The life of faith is not arguing with God. It is rather trusting in Him, resting in Him, being at the receiving end of all His blessings, grace, mercy, forgiveness, and salvation. The life of faith is not so much something you do—as in, you have faith, you believe, you pray—but rather something that your Lord speaks into you; that your Lord brings about by sending the Holy Spirit to produce and sustain faith in you. What it really is is what that man and his little boy experienced—Jesus coming into their lives in their need and bringing new life to them. The life of faith is a life of prayer.

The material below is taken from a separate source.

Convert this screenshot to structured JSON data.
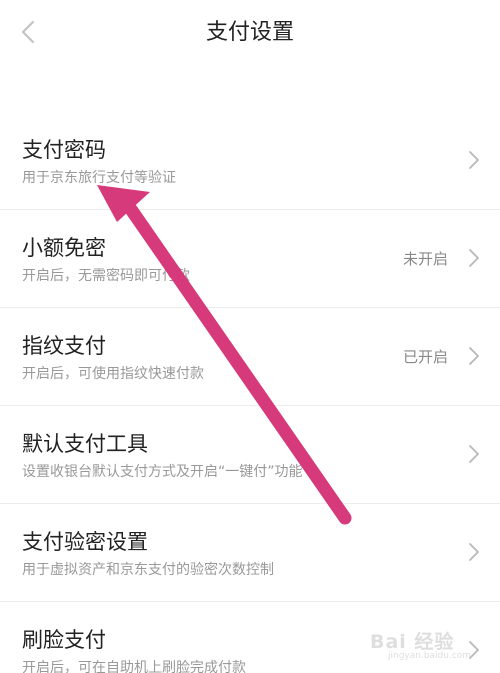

What that means is that it is life in Christ. It is life united with Him in His death and His resurrection. It is life in which your prayer is not so much, “Lord, here’s what I need,” so much as it is, “Lord, I am Baptized, I have new life in You and my entire being, my entire life, all my needs are entrusted to You.” The life of faith, which is nothing else than a life of prayer, is really a lifelong calling upon your Lord, “Lord, I believe, help my unbelief. I believe You give me Your very body in and with the bread I eat at Your Table. I believe You give me Your very blood in and with the wine I drink in Your Holy Supper. In this Meal, in Your Holy Supper, through Your very body and blood, help my unbelief. Give me faith. Strengthen my faith. Give me new life.”

He’s pretty good at that you know. He did it Himself. He died. He rose. He does the same for you, now and forever. Amen.